IGP
「Integrated Graphics Processor」の略です。
IGPは、コンピューターのグラフィックスプロセッサで、CPUまたはSoC(システムオンチップ)に組み込まれています。専用のビデオカードと同じような多くの処理を行い、ユーザーインターフェイスの描画、動画のデコード、3Dグラフィックスのレンダリングなどを実行します。
以前のIGPは、マザーボードに取り付ける別個のチップであることが多くありました。しかし現在のモデルの多くは、コンピューターのメインプロセッサの一部です。一般的なIGPには、Intel UHDグラフィックス、Ryzenプロセッサに統合されたAMD Radeonグラフィックス、Snapdragonプロセッサに搭載されたQualcomm Adrenoグラフィックスなどがあります。
ほとんどのIGPは、専用のビデオメモリ、つまりVRAMではなく、コンピューターのシステムRAMを使用します。メモリと冷却ハードウェアを共有するため、統合グラフィックスは専用GPUよりも小型で電力効率に優れています。この特徴は、ノートパソコンや小型のデスクトップコンピューターで特に役立ちます。
最新の統合グラフィックスプロセッサは、複数の高解像度ディスプレイ、ハードウェアによる動画エンコード、ゲーム、クリエイティブアプリケーションに対応できます。ただし、高性能な専用ビデオカードは一般に、負荷の大きいゲームやプロフェッショナル向けの処理において、より高速なグラフィックス処理、より広いメモリ帯域幅、優れた冷却性能を提供します。
IGPとAI
統合GPUはグラフィックス処理だけでなく、AIにも使用されます。多数の並列処理コアによって多くの計算を同時に実行できるため、人工知能の処理を高速化できます。たとえば、IGPは画像生成、音声処理、またはローカルで実行するSLMを高速化できます。

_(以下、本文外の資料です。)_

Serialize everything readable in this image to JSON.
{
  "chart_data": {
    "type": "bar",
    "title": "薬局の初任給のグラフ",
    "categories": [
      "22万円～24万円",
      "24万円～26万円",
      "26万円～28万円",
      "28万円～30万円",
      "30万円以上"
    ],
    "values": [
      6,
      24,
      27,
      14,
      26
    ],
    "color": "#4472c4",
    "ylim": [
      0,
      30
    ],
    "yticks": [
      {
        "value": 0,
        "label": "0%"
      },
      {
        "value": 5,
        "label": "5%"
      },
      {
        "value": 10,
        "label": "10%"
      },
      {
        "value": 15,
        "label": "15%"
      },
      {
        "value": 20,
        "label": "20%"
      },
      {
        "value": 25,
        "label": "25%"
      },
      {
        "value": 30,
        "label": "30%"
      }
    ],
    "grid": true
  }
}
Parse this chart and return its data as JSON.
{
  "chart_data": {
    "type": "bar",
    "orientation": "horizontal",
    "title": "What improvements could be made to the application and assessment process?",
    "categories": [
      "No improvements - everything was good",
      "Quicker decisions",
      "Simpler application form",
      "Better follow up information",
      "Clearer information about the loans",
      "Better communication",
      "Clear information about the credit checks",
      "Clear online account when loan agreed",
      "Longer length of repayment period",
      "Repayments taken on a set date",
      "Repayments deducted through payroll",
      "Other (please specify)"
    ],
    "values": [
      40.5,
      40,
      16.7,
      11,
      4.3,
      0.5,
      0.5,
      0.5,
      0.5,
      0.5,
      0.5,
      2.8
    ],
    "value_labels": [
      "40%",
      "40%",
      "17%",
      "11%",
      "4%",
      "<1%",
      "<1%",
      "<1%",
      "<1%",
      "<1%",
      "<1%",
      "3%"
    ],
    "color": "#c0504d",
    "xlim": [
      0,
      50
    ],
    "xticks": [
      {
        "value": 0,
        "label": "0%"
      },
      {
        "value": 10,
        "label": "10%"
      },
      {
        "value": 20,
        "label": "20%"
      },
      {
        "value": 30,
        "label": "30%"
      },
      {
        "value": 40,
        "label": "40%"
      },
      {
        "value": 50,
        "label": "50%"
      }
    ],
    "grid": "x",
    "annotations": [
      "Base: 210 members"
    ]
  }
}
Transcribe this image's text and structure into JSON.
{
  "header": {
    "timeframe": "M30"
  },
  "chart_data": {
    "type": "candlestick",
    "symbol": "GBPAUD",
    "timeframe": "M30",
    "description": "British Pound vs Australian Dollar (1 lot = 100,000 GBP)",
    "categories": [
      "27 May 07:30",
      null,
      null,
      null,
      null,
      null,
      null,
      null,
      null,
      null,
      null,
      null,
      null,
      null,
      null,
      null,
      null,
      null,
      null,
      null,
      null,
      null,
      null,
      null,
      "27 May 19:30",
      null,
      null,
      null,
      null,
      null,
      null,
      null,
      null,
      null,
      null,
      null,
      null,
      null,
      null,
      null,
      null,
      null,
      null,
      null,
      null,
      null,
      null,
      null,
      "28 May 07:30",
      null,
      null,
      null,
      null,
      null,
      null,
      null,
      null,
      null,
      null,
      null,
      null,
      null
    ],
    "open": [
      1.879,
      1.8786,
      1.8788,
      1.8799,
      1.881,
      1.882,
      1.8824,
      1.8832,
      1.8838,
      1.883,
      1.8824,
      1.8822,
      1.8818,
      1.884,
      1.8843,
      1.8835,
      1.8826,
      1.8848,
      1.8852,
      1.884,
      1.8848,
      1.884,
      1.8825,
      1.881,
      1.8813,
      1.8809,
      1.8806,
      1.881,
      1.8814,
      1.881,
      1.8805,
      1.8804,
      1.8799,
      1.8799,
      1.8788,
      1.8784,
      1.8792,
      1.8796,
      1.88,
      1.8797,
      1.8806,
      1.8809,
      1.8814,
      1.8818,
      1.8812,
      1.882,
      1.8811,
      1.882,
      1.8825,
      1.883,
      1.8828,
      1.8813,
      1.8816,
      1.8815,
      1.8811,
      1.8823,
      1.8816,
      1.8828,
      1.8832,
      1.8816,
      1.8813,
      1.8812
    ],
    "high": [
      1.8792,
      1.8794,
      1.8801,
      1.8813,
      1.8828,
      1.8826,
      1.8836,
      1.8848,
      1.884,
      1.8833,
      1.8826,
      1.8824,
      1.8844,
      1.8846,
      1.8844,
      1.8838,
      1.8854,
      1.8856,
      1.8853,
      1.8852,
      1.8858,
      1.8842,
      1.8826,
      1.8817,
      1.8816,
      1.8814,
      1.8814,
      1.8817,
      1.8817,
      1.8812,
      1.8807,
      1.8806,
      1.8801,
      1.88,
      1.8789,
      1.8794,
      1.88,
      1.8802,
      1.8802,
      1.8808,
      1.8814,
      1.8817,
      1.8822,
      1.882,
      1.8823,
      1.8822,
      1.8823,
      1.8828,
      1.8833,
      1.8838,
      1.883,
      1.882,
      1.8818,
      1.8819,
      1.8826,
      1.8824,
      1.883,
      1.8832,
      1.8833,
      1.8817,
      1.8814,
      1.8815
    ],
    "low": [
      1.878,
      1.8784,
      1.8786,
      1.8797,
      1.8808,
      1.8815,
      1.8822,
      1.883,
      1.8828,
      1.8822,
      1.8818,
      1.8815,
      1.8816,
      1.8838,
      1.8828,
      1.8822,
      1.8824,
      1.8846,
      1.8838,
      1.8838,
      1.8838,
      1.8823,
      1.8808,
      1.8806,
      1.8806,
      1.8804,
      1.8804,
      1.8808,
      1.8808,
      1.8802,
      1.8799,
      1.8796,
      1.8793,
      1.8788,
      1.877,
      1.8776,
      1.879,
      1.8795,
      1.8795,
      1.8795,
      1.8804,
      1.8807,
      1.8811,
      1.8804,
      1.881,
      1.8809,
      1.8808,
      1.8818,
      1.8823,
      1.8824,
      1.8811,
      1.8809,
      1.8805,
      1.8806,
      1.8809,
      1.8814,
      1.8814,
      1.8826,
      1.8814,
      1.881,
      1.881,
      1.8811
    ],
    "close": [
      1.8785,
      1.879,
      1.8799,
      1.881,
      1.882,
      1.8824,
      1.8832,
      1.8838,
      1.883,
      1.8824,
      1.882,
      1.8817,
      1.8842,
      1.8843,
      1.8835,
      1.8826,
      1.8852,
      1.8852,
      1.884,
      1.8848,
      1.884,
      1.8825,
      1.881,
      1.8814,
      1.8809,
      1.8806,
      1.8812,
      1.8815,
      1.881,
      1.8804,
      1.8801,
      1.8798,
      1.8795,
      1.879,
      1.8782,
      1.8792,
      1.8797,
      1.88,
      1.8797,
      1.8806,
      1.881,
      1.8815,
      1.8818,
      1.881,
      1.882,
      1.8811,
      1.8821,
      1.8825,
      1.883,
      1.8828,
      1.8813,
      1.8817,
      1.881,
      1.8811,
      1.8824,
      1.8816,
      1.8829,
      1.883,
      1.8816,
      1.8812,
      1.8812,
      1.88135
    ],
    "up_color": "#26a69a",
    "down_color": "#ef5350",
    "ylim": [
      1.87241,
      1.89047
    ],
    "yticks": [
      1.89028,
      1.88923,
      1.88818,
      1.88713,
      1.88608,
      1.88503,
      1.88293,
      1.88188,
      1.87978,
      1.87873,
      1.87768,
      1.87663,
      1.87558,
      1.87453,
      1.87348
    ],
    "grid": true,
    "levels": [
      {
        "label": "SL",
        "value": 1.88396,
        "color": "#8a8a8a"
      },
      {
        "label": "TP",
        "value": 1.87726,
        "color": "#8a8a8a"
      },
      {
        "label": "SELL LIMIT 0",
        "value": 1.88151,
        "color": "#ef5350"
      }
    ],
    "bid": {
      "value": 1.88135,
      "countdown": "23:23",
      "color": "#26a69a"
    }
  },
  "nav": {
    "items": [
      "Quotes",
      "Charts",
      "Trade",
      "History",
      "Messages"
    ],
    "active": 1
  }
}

最新のSoCの多くには、持続的で電力効率の高いAI処理に最適化された、別個のNPU(ニューラルプロセッシングユニット)も含まれています。Apple siliconは統合GPUとNeural Engineを組み合わせています。一方、Intel、AMD、Qualcommは、CPU、IGP、NPUを同じチップ上に組み合わせたプロセッサを提供しています。